The short answer is that we don't yet fully understand the performance implications of a FAST-Cache enabled storage pool.
The long answer is that our testing to this point has been primarily to ensure interoperability with that feature. My job this summer is to gauge the performance benefits and develop a set of recommendations for optimal performance. We should have a Tech Report (TR) early this Fall/late Summer. I'll be sure to let you know as soon as we do.
Thanks, Dan, it's good to know you guys are working on this. My understanding of how FAST Cache works (and this is as a non-specialist) is that the SAN analyzes usage of individual blocks in a FAST Cache-enabled LUN and promotes frequently-used blocks to the flash drive cache. EMC also mentions that FAST Cache works best with i/o that is non-sequential but has medium to high locality. Given what you know about WAFL, would you guess that enabling FAST Cache could be worthwhile, or would it be a waste of resources? I ask because we have immediate performance problems, and waiting 3-6 months for a recommendation is not ideal.
The bottleneck is the back end disks, which is leading to high DRAM cache utilization and degraded performance during usage spikes. We can throw more disks at the problem, but we would prefer to find a less wasteful solution.
Here is my experience so far. I turned on FAST Cache for a single-plex aggregate hosting an NFS-mounted VMware datastore, and the write hit ratio is hanging out at about .125, and the read hit ratio is hanging out around .65 (both estimates are very rough based on a quick eyeball of the performance chart), with variances down to .5 and up to .89 for reads and .05 and .36 for writes.

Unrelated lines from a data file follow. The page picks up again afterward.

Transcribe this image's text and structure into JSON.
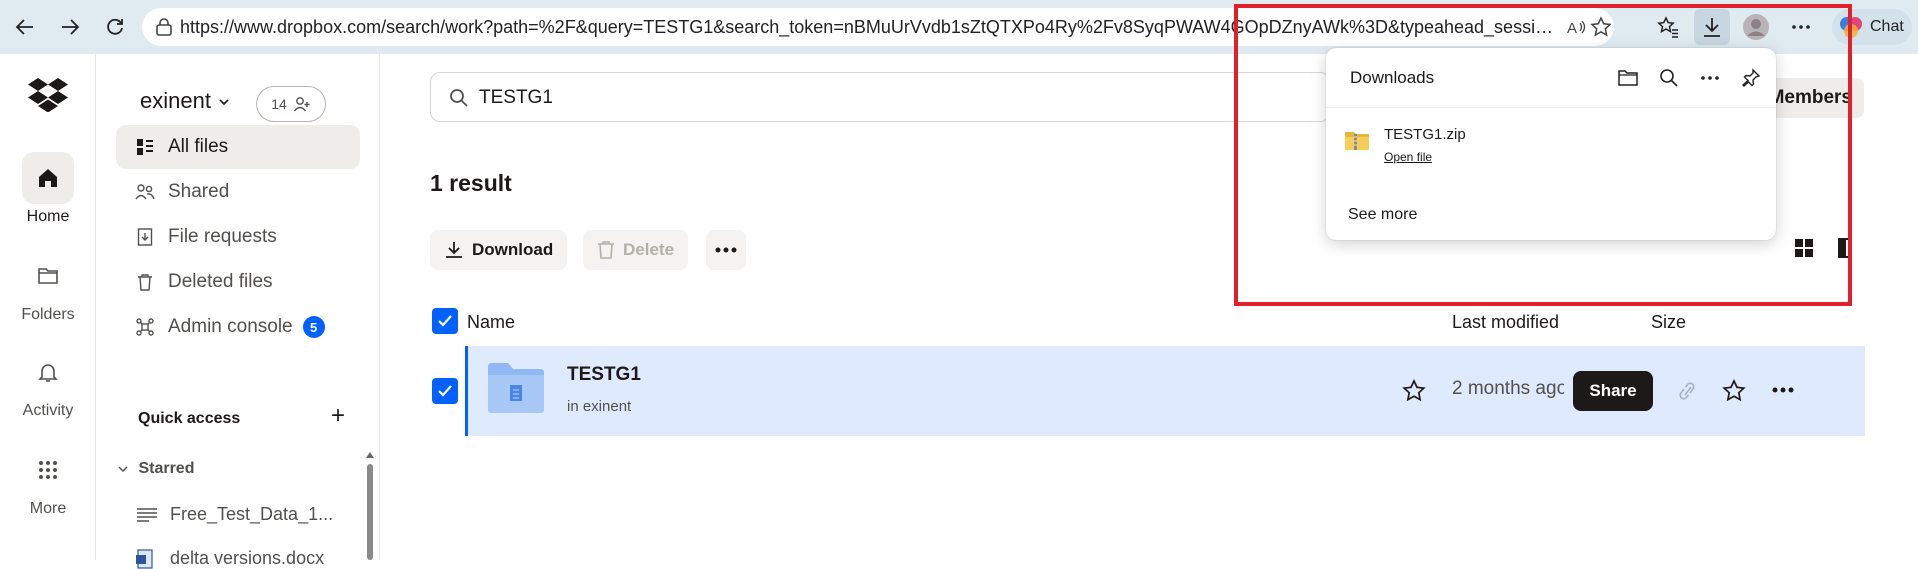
{
  "browser": {
    "url": "https://www.dropbox.com/search/work?path=%2F&query=TESTG1&search_token=nBMuUrVvdb1sZtQTXPo4Ry%2Fv8SyqPWAW4GOpDZnyAWk%3D&typeahead_session_id=863...",
    "chat_label": "Chat"
  },
  "rail": {
    "items": [
      {
        "label": "Home",
        "icon": "home-icon"
      },
      {
        "label": "Folders",
        "icon": "folder-icon"
      },
      {
        "label": "Activity",
        "icon": "bell-icon"
      },
      {
        "label": "More",
        "icon": "grid-icon"
      }
    ]
  },
  "sidebar": {
    "team_name": "exinent",
    "member_count": "14",
    "items": [
      {
        "label": "All files",
        "icon": "all-files-icon"
      },
      {
        "label": "Shared",
        "icon": "shared-icon"
      },
      {
        "label": "File requests",
        "icon": "file-request-icon"
      },
      {
        "label": "Deleted files",
        "icon": "trash-icon"
      },
      {
        "label": "Admin console",
        "icon": "admin-icon",
        "badge": "5"
      }
    ],
    "quick_access": "Quick access",
    "starred": "Starred",
    "starred_files": [
      "Free_Test_Data_1...",
      "delta versions.docx"
    ]
  },
  "main": {
    "search_value": "TESTG1",
    "members_label": "Members",
    "results_count": "1 result",
    "actions": {
      "download": "Download",
      "delete": "Delete"
    },
    "columns": {
      "name": "Name",
      "modified": "Last modified",
      "size": "Size"
    },
    "rows": [
      {
        "name": "TESTG1",
        "location": "in exinent",
        "modified": "2 months ago",
        "share_label": "Share"
      }
    ]
  },
  "downloads": {
    "title": "Downloads",
    "file_name": "TESTG1.zip",
    "open_label": "Open file",
    "see_more": "See more"
  },
  "colors": {
    "accent": "#0061fe",
    "highlight": "#e0202a",
    "row_selected": "#dfeaff"
  }
}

What's interesting (to me, anyway), is that the ratios are almost precisely reversed for the SP Cache: read hits are down in the same area as FAST Cache write hits, while write hits are actually even higher than FAST Cache read hits. Looking at the hits per second, FAST Cache read hits are significant, at >40, while everything else pales in comparison.
Overall, though, it seems as though roughly 80% of reads are coming out of either SP Cache or FAST Cache (mostly the latter), while almost all of the writes are hitting cache at some point. I know that conventional wisdom is that WAFL doesn't really benefit from write caching (or so I have read), but given that the LUN service time is relatively miniscule (topping out at 4 ms and generally staying between 1-2 ms), while the response time is >10x that amount generally, most of the data must be coming from cache, so FAST caching does seem to be boosting read performance. That's my conclusion, anyway, speaking as very much a novice when it comes to storage performance tuning.
The slide deck about NetApp Flash Pool differentiates between random writes - not benefiting from Flash Pool & random overwrites - benefiting from Flash Pool. Whilst I think I understand the difference between the former & the latter, I always though WAFL (write anywhere, hello?) can accelerate all types of writes.
Were the desktops deduped? How much space within ONTAP were they using? Just making sure, since if they were deduped, you may have as little as 20G of data, which would fit entirely in ours and the array's cache.
For perfstat, run it with these options: -F -S -f [hostname] -l [login] -t 1 -i 5
What are you using to drive the load? Is this just a subset of production desktops? Or is the load artificial?
To a point, yes, we can accelerate any write. From the start, NetApp has always written to cache (system memory) and logged the writes to NVRAM. Since the writes were logged to a battery-backed-up set of DIMMS, we could send the ACK back to the host, bypassing disk spindles altogether.
However, if we can't de-stage cache quick enough (before it fills up again), then we are at the mercy of the spindles. That is where we expect FlashPools to help. In most cases, FlashPools will allow us to get SAS drive performance out of SATA devices. FlashCache currently does this for reads, but writes were still constrained by the slower SATA spindles. FlashPools will do it for both.